De Fernando Namora - Retalhos da Vida de um Médico, transcrevem-se os dois primeiros parágrafos do conto Um Homem do Norte:

"O homem do Norte é, para o alentejano, o galego. O galego que veio de longe, com a sua iniciativa e a sua miséria, desbravar as desoladas charnecas do Sul. as vilas e as herdades cresceram com a ajuda desses emigrantes, e o alentejano, lento, inviolável, não esquece mais o melindre de ter sido empurrado pela perseverança dessa gente que veio de lugares onde um homem, de pernas alargadas, assenta um pé em cada courela. São galegos. Galegos que vieram comer o pão e colher alguns dos frutos da planície imensa, das distâncias sem limites, onde os olhos se dilatam de horizonte e a melancolia cresce como os lagos trigo.
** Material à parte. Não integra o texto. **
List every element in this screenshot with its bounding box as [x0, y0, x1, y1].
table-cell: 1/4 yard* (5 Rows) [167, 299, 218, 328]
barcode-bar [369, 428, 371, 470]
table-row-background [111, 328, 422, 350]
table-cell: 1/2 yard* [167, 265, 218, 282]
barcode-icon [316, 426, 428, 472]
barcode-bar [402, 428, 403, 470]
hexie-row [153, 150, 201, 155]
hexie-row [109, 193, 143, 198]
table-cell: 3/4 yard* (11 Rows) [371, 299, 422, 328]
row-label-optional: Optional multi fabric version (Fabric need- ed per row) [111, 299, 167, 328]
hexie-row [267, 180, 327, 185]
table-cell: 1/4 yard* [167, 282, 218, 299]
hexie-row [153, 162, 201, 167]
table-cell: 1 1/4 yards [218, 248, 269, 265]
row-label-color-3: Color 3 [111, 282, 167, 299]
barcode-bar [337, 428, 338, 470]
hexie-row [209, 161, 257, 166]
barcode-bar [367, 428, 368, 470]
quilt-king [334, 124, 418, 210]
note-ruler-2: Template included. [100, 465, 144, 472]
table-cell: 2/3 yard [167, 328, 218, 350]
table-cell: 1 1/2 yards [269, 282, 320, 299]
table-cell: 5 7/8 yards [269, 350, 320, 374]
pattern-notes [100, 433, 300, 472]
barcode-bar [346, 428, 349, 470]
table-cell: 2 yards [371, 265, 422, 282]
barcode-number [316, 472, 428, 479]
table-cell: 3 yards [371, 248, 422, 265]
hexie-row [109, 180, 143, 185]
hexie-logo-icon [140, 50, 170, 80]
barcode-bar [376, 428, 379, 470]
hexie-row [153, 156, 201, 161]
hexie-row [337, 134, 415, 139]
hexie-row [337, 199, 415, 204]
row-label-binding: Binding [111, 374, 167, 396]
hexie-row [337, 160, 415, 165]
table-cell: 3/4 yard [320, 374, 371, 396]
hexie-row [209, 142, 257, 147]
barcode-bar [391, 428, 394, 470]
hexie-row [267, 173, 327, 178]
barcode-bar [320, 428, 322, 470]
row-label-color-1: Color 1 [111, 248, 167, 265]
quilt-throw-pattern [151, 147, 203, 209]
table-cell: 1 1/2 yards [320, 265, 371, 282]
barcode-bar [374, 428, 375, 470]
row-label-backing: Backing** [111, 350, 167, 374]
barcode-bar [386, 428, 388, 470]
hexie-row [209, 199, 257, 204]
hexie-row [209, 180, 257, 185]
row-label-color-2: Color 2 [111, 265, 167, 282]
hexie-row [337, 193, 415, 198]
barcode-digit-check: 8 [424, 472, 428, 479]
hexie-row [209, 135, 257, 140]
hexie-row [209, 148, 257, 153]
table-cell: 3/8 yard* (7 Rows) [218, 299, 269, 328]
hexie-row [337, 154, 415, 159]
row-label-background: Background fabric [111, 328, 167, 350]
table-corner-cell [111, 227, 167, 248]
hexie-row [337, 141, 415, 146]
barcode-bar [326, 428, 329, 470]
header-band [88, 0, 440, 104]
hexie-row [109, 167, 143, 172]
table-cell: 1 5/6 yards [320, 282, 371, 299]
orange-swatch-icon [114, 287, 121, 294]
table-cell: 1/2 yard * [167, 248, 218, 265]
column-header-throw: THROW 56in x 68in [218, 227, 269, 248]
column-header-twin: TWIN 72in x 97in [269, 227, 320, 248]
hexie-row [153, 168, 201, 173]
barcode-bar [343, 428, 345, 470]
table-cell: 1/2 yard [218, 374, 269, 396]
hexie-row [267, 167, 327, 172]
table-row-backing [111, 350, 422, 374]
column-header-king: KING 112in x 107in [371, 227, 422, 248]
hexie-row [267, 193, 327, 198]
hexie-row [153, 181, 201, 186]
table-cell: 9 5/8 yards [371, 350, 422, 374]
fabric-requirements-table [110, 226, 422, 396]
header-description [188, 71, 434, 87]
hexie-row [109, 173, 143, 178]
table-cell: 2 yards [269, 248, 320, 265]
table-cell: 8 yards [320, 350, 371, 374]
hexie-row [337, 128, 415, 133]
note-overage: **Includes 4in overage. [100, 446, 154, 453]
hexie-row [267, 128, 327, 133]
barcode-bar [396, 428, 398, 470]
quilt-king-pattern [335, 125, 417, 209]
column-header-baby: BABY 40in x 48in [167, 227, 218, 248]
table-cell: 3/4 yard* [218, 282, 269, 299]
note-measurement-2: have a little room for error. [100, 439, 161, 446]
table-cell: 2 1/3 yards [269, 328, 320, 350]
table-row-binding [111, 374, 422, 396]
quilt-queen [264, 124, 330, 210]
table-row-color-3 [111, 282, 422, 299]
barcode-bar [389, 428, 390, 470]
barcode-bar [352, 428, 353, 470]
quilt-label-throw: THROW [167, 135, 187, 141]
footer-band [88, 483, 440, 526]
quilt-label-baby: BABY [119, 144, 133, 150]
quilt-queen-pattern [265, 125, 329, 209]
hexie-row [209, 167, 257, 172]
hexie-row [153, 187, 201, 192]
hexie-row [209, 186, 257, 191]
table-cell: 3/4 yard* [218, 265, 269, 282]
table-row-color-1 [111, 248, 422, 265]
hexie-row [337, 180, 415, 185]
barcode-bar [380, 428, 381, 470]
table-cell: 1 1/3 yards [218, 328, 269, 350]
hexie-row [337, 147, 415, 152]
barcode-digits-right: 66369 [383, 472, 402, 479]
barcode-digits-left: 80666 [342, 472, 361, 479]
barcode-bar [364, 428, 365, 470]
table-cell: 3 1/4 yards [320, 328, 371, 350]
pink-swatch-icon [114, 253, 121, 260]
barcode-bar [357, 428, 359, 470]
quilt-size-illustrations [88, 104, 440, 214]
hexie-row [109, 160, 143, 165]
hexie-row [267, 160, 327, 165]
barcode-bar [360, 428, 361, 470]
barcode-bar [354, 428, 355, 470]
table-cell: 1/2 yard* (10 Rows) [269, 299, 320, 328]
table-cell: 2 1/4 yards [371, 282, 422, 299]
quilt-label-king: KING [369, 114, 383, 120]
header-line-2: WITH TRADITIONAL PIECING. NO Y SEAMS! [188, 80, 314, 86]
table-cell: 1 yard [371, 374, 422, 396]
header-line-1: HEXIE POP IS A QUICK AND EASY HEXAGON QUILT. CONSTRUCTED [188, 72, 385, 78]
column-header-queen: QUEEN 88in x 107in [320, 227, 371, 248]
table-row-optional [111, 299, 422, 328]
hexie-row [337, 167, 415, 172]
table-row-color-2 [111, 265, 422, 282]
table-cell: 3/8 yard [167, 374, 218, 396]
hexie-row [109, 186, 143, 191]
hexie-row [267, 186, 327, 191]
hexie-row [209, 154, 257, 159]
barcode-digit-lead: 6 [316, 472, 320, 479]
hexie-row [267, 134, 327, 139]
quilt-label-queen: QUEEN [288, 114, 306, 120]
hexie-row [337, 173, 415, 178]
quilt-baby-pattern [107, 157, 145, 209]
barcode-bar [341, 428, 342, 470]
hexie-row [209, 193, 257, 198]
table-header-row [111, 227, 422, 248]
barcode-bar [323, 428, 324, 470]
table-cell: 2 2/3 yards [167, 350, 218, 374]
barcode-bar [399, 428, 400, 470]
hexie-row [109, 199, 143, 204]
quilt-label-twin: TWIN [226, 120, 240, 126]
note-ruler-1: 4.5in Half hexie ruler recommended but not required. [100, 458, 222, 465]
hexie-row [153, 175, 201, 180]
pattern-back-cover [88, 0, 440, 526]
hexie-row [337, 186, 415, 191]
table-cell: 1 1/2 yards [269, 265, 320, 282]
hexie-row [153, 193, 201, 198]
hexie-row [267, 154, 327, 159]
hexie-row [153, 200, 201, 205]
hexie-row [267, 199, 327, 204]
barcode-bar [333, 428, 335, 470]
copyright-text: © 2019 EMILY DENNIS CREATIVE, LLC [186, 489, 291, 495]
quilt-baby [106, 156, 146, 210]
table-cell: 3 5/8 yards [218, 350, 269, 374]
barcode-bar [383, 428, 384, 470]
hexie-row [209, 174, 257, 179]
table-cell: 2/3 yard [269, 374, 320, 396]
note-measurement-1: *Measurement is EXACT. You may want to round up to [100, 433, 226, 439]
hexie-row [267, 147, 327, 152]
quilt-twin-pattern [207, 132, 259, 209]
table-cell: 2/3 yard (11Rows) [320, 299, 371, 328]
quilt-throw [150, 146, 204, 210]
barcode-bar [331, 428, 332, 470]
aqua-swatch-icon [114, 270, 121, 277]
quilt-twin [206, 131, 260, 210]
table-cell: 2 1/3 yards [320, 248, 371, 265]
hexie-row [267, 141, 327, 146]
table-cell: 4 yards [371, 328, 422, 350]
Os alentejanos têm na memória os matos que chegavam à soleira da porta, os minguados farrejiais que ninguém pensava em alargar, mas não perdoam que outros tenham colaborado na conquista da terra. Ainda hoje, quando chegam os ranchos do norte, já raros, chegam como inimigos: o camponês alentejano encara-os como competidores do salário, o comerciante aborrece esses miseráveis que disputam um centavo, contentando-se com broa e saramagos, que se assustam com a vizinhança de cafés e cinemas; e até o lavrador, que deles precisa e os chamou, vê neles uma raça de servos.

O médico, que é quase sempre do Norte, o professor, e sobretudo o que veio nos tempos da conquista da planície e se fixou, gozando uma posição à custa de nervos e economia, encontraram nos mais inesperados momentos um insulto que representa uma nódoa desgraçada: galegos!"